Some woke folk are getting down on Notre Dame University because of their famous “Fightin’Irish” leprechaun mascot. The article is here. When I tweeted a wisecrack about this someone commented that it couldn’t be offensive since leprechauns are imaginary.

This reminded me of something I read in the diaries of the nineteenth century English country parson Francis Kilvert. The diaries, by the way, are wonderful. I’ve written praising them here. Kilvert was writing in the 1880s about his life as a country priest in the Welsh borders–one of the most beautiful and unspoilt corners of England. He records his hikes across the countryside to visit isolated farmhouses and records the beauties of nature in Wordsworthian style. He also records the conversations he has with the country folk and one that sticks in my mind that pertains to leprechauns is a visit he had with an old farm woman who told him how, when she was a girl she and the other children would go out on a moonlight night to see the “fairies dancing.” They were also called “the little people”. The old woman recounted the tale with a clear memory and she was not the only one. When Kilvert pressed other country folk the elders also admitted to having witnessed “the wee folk” dancing in the summer moonlight. They were warned not to go too close or they would be taken. What interested me was how recent this was.

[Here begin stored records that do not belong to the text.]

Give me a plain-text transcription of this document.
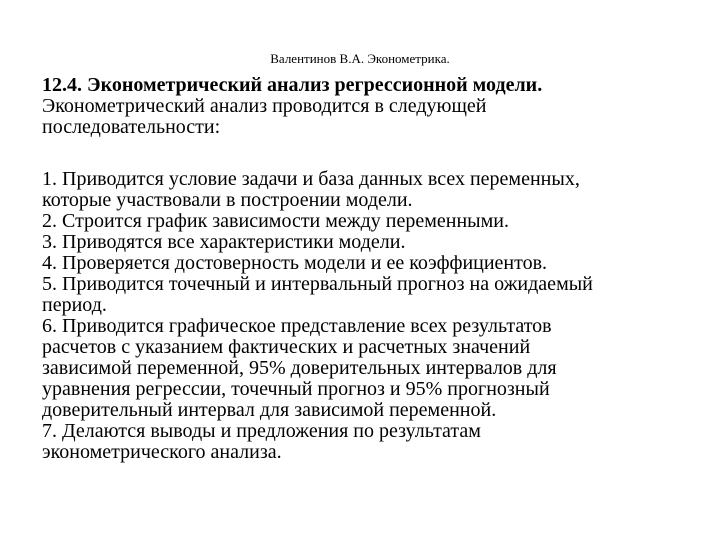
Валентинов В.А. Эконометрика.

12.4. Эконометрический анализ регрессионной модели.

Эконометрический анализ проводится в следующей

последовательности:

1. Приводится условие задачи и база данных всех переменных,

которые участвовали в построении модели.

2. Строится график зависимости между переменными.

3. Приводятся все характеристики модели.

4. Проверяется достоверность модели и ее коэффициентов.

5. Приводится точечный и интервальный прогноз на ожидаемый

период.

6. Приводится графическое представление всех результатов

расчетов с указанием фактических и расчетных значений

зависимой переменной, 95% доверительных интервалов для

уравнения регрессии, точечный прогноз и 95% прогнозный

доверительный интервал для зависимой переменной.

7. Делаются выводы и предложения по результатам

эконометрического анализа.
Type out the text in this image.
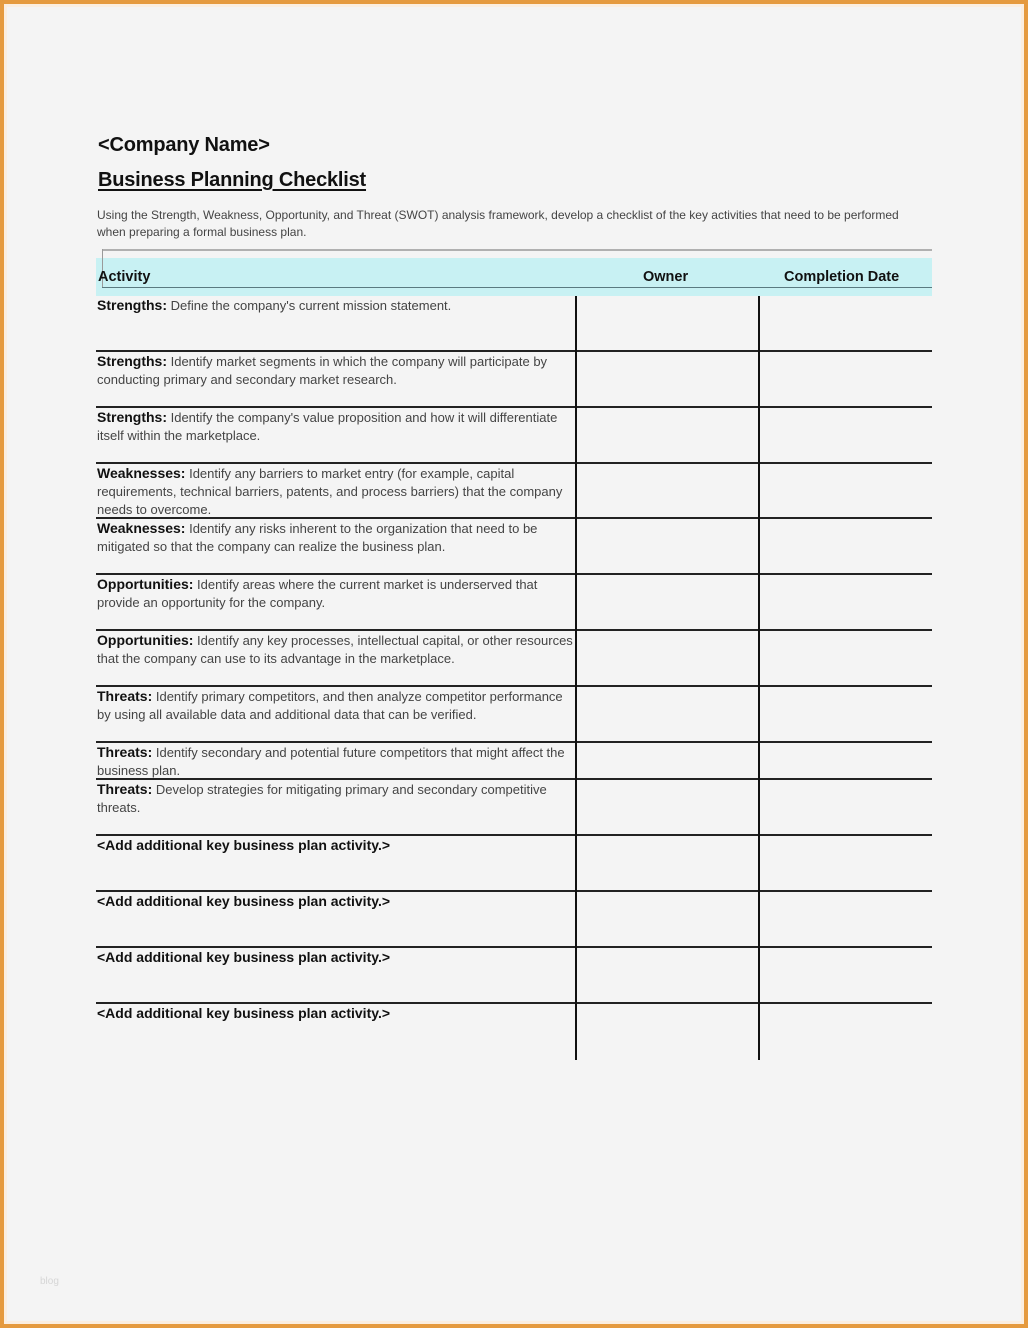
<Company Name>
Business Planning Checklist
Using the Strength, Weakness, Opportunity, and Threat (SWOT) analysis framework, develop a checklist of the key activities that need to be performed when preparing a formal business plan.
Activity	Owner	Completion Date
Strengths: Define the company's current mission statement.
Strengths: Identify market segments in which the company will participate by conducting primary and secondary market research.
Strengths: Identify the company's value proposition and how it will differentiate itself within the marketplace.
Weaknesses: Identify any barriers to market entry (for example, capital requirements, technical barriers, patents, and process barriers) that the company needs to overcome.
Weaknesses: Identify any risks inherent to the organization that need to be mitigated so that the company can realize the business plan.
Opportunities: Identify areas where the current market is underserved that provide an opportunity for the company.
Opportunities: Identify any key processes, intellectual capital, or other resources that the company can use to its advantage in the marketplace.
Threats: Identify primary competitors, and then analyze competitor performance by using all available data and additional data that can be verified.
Threats: Identify secondary and potential future competitors that might affect the business plan.
Threats: Develop strategies for mitigating primary and secondary competitive threats.
<Add additional key business plan activity.>
<Add additional key business plan activity.>
<Add additional key business plan activity.>
<Add additional key business plan activity.>
blog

If the old woman was in her 80s in 1880 then she would have seen the “little people” in say, the 1800s or 1810s. This was not a medieval legend, but living oral history just a few years before my grandfathers were born at the end of the 1800s.

The legends of the “little people” of course, abound in almost every primitive culture. The English had their fairies and elves, the Irish their leprechauns, the Native Americans like the Cherokee and Choctaw had the nature spirits who manifested as little people. The Scots had Brownies, the Cornish the tommyknocker, Germans Dwarves and more.

Are leprechauns (and the other little people) imaginary? It depends what you think about imagination. The best book on this subject (and the paranormal in general) is Patrick Harpur’s Daemonic Reality.  Harpur analyzes all sorts of unusual experiences in a fairly objective and intelligent style drawing together a theory about the paranormal–suggesting that there is a realm of “reality” that lies between the material world and the totally immaterial world and that there is commerce between the worlds and our imagination is the receiver or means of perception between these worlds.

So, do leprechauns–Bigfoot, aliens, the Loch Ness Monster, mothman and fairies exist? What do you mean by existence? Do they exist in this solid physical world? Harpur would say “No. You will never capture the Loch Ness Monster or be able to put the Yeti in a zoo. You’ll never capture a leprechaun or snare a ghost. However, these beings do “exist” through the power of the human collective unconscious and we can sometimes perceive them with our physical senses. They can also sometimes leave behind evidence of their presence: here a footprint of the Yeti, there a scorch mark from a UFO landing. Here a fairy circle in the corn. There a flip of the tail of the sea monster. They can also leave an imprint on the human imagination and memory.

So do leprechauns exist? I’m not taking up that fight. Not with the Irish!